Grieving

Im transitioning into that process… Crying for myself for a change. I just got out of therapy where I did more sand tray work. I told Keri, “I’m burnt out from all this work. I need to do something with less words” – so I made an image of this whole process.

To the left of the tray is a landmass of beauty with snow covered trees, a foundation of geodes and various precious stones, a figure of a woman who’s outstretched to the universe while sitting cross legged, a pedestal that contained the wheel you use to steer a ship but also points lights of hope in all different directions, a wizard manifesting all that is good, and a nest with eggs that will hatch but only with the nurture of new coping skills and healing strategies I need to nestle into growth. In the front of the land is a blue stone that reads “faith”, representing the faith I need to have both in myself and in this process, as opposed to the toxic faith of the SDA’s.

To the right of the tray was a landmass covered in thorns around the edge that you would see on Jesus’s head, with vipers in the sand and skulls and cages scattered about, and in the middle is me worshiping fear and death; polar opposite of me outstretched to the universe. Ironically I threw in Jesus outstretched as though he were on the cross, but the cross is missing, representing the religious abuse I endured, and the death it brings.

In the middle was the ocean filled with seaserpents that represents painful information breaking from unconscious to the conscious, as well as ducks that are resilient and know how to bob and weave in the water… I love ducks. In the middle of the water was a ship in a bottle, and the bottle represented both healthy boundaries to surround me, as well as insecurities that prevent me from getting into the ship, with the ship being what I need to navigate this whole thing. There’s a sword in a stone with a jeweled hilt sticking up from the ocean, a source of power that I’m both attracted too but don’t know how to unleash. There’s a compas but it’s useless at this time, and two candles that glow in the night that provide a general sense of where I should be heading, but I’m not sure.

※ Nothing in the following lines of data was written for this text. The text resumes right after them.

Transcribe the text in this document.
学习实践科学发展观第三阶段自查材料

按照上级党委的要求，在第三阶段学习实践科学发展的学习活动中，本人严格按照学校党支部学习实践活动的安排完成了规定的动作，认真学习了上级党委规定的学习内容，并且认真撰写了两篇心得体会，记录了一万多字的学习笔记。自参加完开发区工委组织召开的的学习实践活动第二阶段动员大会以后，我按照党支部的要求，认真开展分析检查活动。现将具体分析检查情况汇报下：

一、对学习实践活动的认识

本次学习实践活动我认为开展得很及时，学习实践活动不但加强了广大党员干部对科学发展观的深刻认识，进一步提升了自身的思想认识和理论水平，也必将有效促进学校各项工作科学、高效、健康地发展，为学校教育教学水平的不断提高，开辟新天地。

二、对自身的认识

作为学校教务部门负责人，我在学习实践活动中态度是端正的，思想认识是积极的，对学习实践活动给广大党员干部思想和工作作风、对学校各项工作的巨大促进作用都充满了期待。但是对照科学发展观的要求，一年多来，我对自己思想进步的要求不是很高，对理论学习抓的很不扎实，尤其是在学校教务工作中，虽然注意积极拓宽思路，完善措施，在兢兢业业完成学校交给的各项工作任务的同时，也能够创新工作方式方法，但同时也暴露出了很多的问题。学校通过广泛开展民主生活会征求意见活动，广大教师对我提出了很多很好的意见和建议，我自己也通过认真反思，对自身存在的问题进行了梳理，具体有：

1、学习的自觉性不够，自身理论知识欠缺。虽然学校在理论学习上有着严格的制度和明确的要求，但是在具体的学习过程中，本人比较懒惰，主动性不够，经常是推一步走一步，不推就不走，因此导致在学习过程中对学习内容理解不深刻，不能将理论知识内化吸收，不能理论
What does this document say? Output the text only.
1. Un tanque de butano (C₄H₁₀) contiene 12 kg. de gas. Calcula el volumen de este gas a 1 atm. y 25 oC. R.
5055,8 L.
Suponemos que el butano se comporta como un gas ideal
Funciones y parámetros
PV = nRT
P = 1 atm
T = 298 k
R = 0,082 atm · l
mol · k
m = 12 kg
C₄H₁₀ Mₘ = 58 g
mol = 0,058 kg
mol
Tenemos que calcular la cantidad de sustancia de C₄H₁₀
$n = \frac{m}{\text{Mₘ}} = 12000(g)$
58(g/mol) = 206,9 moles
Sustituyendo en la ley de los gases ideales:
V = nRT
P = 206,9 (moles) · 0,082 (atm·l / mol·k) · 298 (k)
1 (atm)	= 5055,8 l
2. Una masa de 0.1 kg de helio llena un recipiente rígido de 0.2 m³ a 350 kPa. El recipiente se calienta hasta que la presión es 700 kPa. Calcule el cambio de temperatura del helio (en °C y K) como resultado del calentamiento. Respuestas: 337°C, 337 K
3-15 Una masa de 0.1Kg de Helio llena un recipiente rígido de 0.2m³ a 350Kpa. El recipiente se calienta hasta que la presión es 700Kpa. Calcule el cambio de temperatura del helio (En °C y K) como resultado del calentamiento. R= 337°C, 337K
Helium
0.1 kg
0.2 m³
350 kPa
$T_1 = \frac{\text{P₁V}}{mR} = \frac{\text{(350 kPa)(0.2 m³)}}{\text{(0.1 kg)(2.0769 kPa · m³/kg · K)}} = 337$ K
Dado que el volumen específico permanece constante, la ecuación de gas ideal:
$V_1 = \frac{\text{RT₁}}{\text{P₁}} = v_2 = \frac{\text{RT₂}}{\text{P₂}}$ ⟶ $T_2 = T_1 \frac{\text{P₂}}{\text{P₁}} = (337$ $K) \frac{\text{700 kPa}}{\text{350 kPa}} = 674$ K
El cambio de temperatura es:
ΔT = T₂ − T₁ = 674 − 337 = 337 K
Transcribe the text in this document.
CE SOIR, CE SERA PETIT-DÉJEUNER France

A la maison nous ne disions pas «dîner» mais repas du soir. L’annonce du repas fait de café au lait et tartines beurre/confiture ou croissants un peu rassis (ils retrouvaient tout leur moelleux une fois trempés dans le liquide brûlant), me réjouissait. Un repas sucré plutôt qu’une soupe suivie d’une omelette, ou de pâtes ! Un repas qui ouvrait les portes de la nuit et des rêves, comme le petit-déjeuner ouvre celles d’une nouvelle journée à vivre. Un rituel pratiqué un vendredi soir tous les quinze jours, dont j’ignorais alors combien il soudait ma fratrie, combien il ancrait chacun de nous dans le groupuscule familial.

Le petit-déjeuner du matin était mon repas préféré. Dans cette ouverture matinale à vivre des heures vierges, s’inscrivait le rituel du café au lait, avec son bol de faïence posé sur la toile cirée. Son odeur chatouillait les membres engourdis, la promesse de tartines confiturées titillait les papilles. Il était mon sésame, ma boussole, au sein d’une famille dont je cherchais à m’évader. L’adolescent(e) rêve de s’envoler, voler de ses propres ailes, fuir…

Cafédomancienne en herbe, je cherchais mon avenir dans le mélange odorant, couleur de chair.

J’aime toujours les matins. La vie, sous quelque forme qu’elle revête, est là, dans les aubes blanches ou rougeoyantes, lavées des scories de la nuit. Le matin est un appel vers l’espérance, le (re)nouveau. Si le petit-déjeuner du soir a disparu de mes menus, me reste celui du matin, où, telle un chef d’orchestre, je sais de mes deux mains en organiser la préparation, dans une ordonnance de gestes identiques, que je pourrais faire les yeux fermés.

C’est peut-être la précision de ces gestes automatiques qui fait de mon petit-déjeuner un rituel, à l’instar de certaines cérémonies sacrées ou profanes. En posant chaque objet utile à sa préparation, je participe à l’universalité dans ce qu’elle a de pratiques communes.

It was obvious to me how cut and dry, black and white this whole thing was, but I felt something was missing… But I didn’t know what it was; it had to be something grey because life is not black and white, that’s the dysfunctional mentality in me showing. Suddenly I felt sad, and I was able to tap into that energy… That sadness… And sadness is strange in that it’s neither good or bad – it’s grey like a sky… A sad sky which threatens between rain and tears.

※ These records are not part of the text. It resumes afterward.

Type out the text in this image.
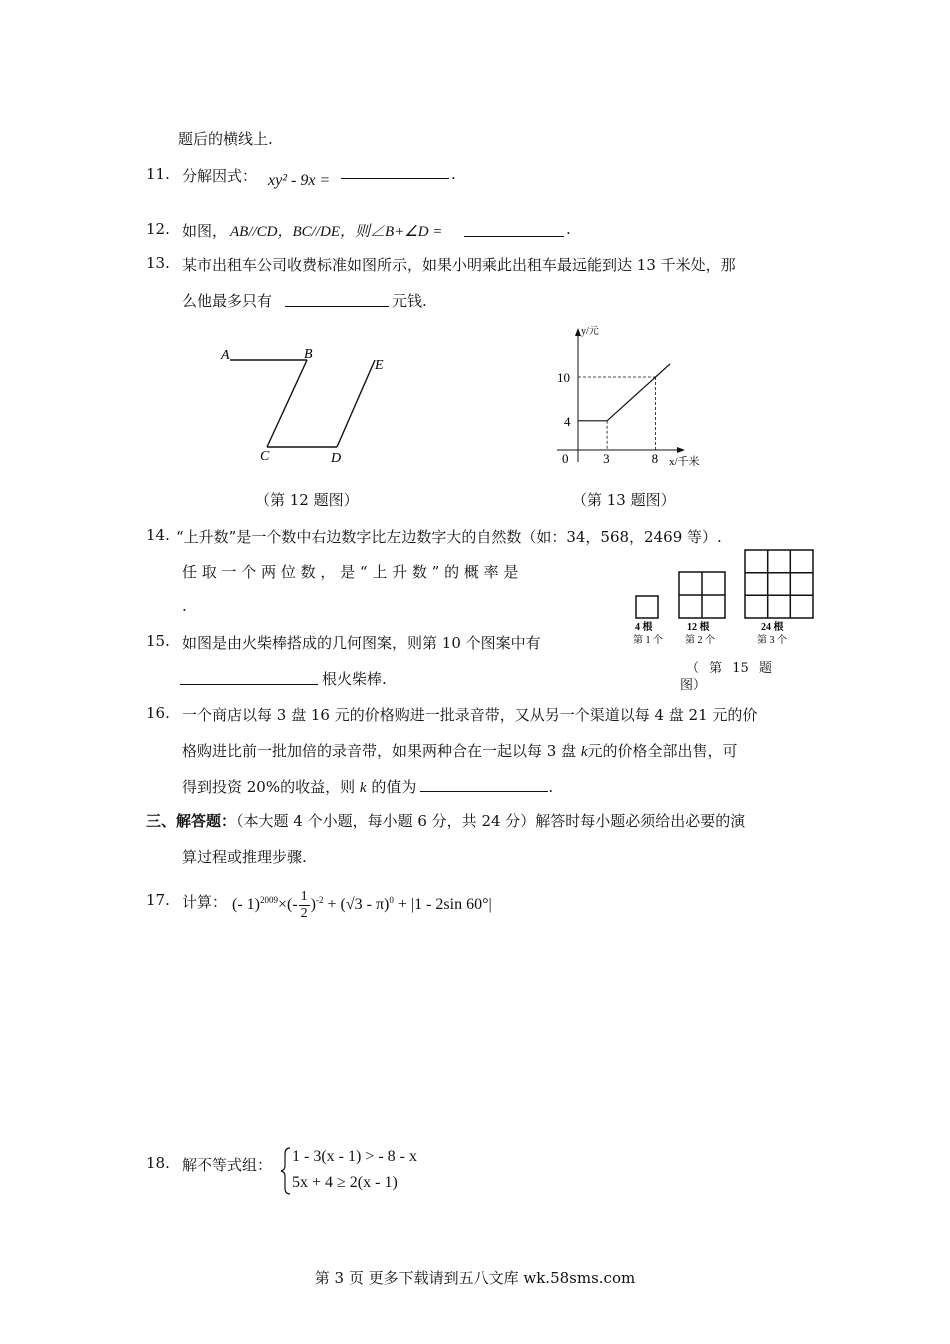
题后的横线上.
11. 分解因式： xy² - 9x =	.
12. 如图， AB//CD，BC//DE，则∠B+∠D =	.
13. 某市出租车公司收费标准如图所示，如果小明乘此出租车最远能到达 13 千米处，那
么他最多只有	元钱.
A	B
C	D
E
（第 12 题图）
y/元
x/千米
0	3	8
4
10
（第 13 题图）
14. “上升数”是一个数中右边数字比左边数字大的自然数（如：34，568，2469 等）.
任 取 一 个 两 位 数 ， 是 “ 上 升 数 ” 的 概 率 是
.
4 根
第 1 个
12 根
第 2 个
24 根
第 3 个
（ 第 15 题
图）
15. 如图是由火柴棒搭成的几何图案，则第 10 个图案中有
根火柴棒.
16. 一个商店以每 3 盘 16 元的价格购进一批录音带，又从另一个渠道以每 4 盘 21 元的价
格购进比前一批加倍的录音带，如果两种合在一起以每 3 盘 k元的价格全部出售，可
得到投资 20%的收益，则 k 的值为	.
三、解答题：（本大题 4 个小题，每小题 6 分，共 24 分）解答时每小题必须给出必要的演
算过程或推理步骤.
17. 计算： (- $1)^{2009}\times(- \frac{1}{2} )^{-2} + (√3 - \pi)^0 + |1 - 2\sin$ 60°|
18. 解不等式组： 1 - 3(x - 1) > - 8 - x
5x + 4 ≥ 2(x - 1)
第 3 页 更多下载请到五八文库 wk.58sms.com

Ironic that I’ve been wanting to pick up a book at the library on how to grieve but no one has died, but then my therapist made it clear that perhaps someone has died, something within me… I should really trust that feeling more and grab that book on grieving.

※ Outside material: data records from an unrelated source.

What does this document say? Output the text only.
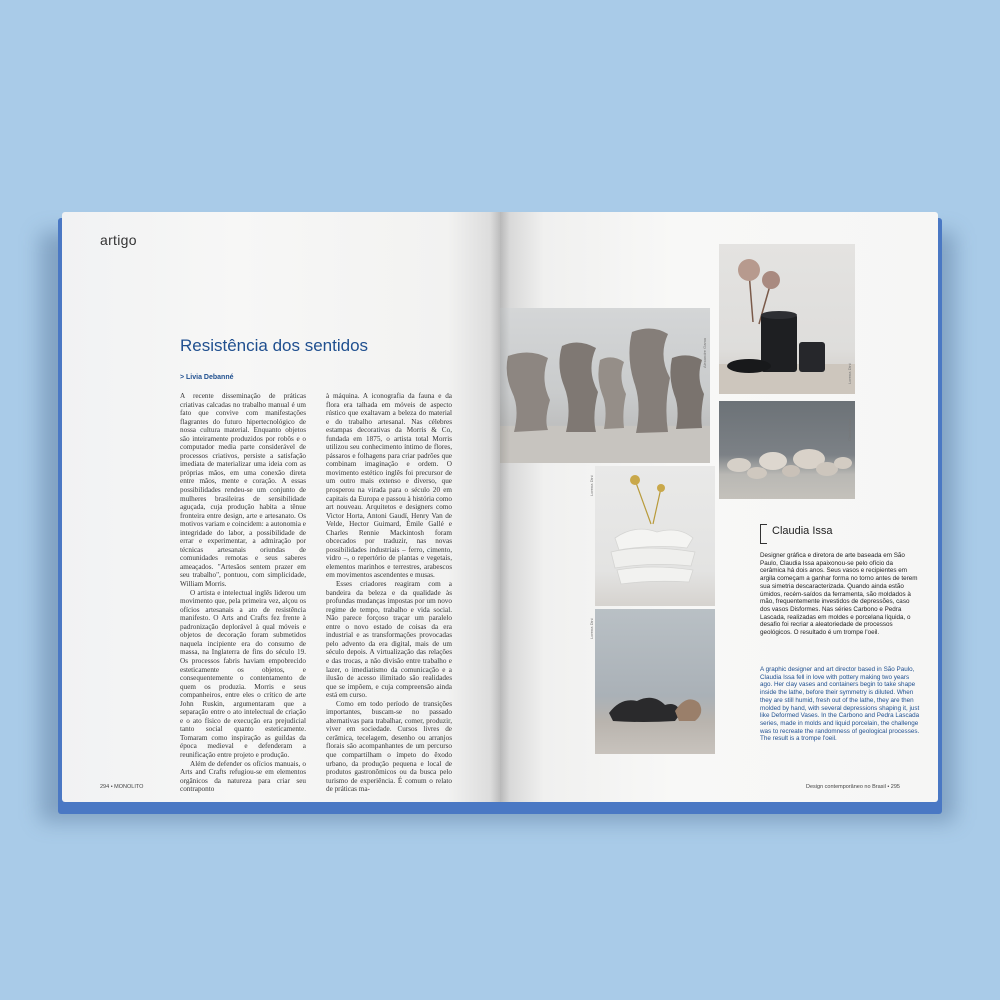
artigo
Resistência dos sentidos
> Livia Debanné

A recente disseminação de práticas criativas calcadas no trabalho manual é um fato que convive com manifestações flagrantes do futuro hipertecnológico de nossa cultura material. Enquanto objetos são inteiramente produzidos por robôs e o computador media parte considerável de processos criativos, persiste a satisfação imediata de materializar uma ideia com as próprias mãos, em uma conexão direta entre mãos, mente e coração. A essas possibilidades rendeu-se um conjunto de mulheres brasileiras de sensibilidade aguçada, cuja produção habita a tênue fronteira entre design, arte e artesanato. Os motivos variam e coincidem: a autonomia e integridade do labor, a possibilidade de errar e experimentar, a admiração por técnicas artesanais oriundas de comunidades remotas e seus saberes ameaçados. "Artesãos sentem prazer em seu trabalho", pontuou, com simplicidade, William Morris.

O artista e intelectual inglês liderou um movimento que, pela primeira vez, alçou os ofícios artesanais a ato de resistência manifesto. O Arts and Crafts fez frente à padronização deplorável à qual móveis e objetos de decoração foram submetidos naquela incipiente era do consumo de massa, na Inglaterra de fins do século 19. Os processos fabris haviam empobrecido esteticamente os objetos, e consequentemente o contentamento de quem os produzia. Morris e seus companheiros, entre eles o crítico de arte John Ruskin, argumentaram que a separação entre o ato intelectual de criação e o ato físico de execução era prejudicial tanto social quanto esteticamente. Tomaram como inspiração as guildas da época medieval e defenderam a reunificação entre projeto e produção.

Além de defender os ofícios manuais, o Arts and Crafts refugiou-se em elementos orgânicos da natureza para criar seu contraponto

à máquina. A iconografia da fauna e da flora era talhada em móveis de aspecto rústico que exaltavam a beleza do material e do trabalho artesanal. Nas célebres estampas decorativas da Morris & Co, fundada em 1875, o artista total Morris utilizou seu conhecimento íntimo de flores, pássaros e folhagens para criar padrões que combinam imaginação e ordem. O movimento estético inglês foi precursor de um outro mais extenso e diverso, que prosperou na virada para o século 20 em capitais da Europa e passou à história como art nouveau. Arquitetos e designers como Victor Horta, Antoni Gaudí, Henry Van de Velde, Hector Guimard, Émile Gallé e Charles Rennie Mackintosh foram obcecados por traduzir, nas novas possibilidades industriais – ferro, cimento, vidro –, o repertório de plantas e vegetais, elementos marinhos e terrestres, arabescos em movimentos ascendentes e musas.

Esses criadores reagiram com a bandeira da beleza e da qualidade às profundas mudanças impostas por um novo regime de tempo, trabalho e vida social. Não parece forçoso traçar um paralelo entre o novo estado de coisas da era industrial e as transformações provocadas pelo advento da era digital, mais de um século depois. A virtualização das relações e das trocas, a não divisão entre trabalho e lazer, o imediatismo da comunicação e a ilusão de acesso ilimitado são realidades que se impõem, e cuja compreensão ainda está em curso.

Como em todo período de transições importantes, buscam-se no passado alternativas para trabalhar, comer, produzir, viver em sociedade. Cursos livres de cerâmica, tecelagem, desenho ou arranjos florais são acompanhantes de um percurso que compartilham o ímpeto do êxodo urbano, da produção pequena e local de produtos gastronômicos ou da busca pelo turismo de experiência. É comum o relato de práticas ma-

294 • MONOLITO
Alexandre Gama
Lorena Dini
Claudia Issa
Lorena Dini
Lorena Dini
Claudia Issa

Designer gráfica e diretora de arte baseada em São Paulo, Claudia Issa apaixonou-se pelo ofício da cerâmica há dois anos. Seus vasos e recipientes em argila começam a ganhar forma no torno antes de terem sua simetria descaracterizada. Quando ainda estão úmidos, recém-saídos da ferramenta, são moldados à mão, frequentemente investidos de depressões, caso dos vasos Disformes. Nas séries Carbono e Pedra Lascada, realizadas em moldes e porcelana líquida, o desafio foi recriar a aleatoriedade de processos geológicos. O resultado é um trompe l'oeil.

A graphic designer and art director based in São Paulo, Claudia Issa fell in love with pottery making two years ago. Her clay vases and containers begin to take shape inside the lathe, before their symmetry is diluted. When they are still humid, fresh out of the lathe, they are then molded by hand, with several depressions shaping it, just like Deformed Vases. In the Carbono and Pedra Lascada series, made in molds and liquid porcelain, the challenge was to recreate the randomness of geological processes. The result is a trompe l'oeil.

Design contemporâneo no Brasil • 295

I’m sad; tremendously sad, but yet I still have such a hard time crying which makes me even more sad… Strange that can feel sad for myself without it being a sense of pitty, but mourning. I hate this process, but I know I’m on the right path… I just don’t hate it as much as I did only a few short weeks ago… I’m exhausted.

My therapist is close to begging me at this point to stop punishing myself by pushing so hard to rush though my healing process, but it’s all I know; perhaps if I punish myself hard enough for my mistakes I’ll learn my lesson before someone else exposes it and cause me shame, but it’s all I know. She wants me to know I don’t have to do this alone, but it’s all I know. I’ve always been so alone, and I’m working so hard through this in the hopes that I can finally have healthy relationships with people so I won’t be so alone. Even with her sitting in front of me she can’t do the work for me, and professional boundaries are maintained that keep me from feeling that support. Again I’m alone, and don’t even have a group therapy support system.

I know this isn’t a dream that I have while I sleep but it fits to have it here in my dream blog… The dysfunctional dreams of the past meet some kind of hopeful dream for the future… And I’m awake for the miserable ride. It’s the only time my emotional landscape has been a desert.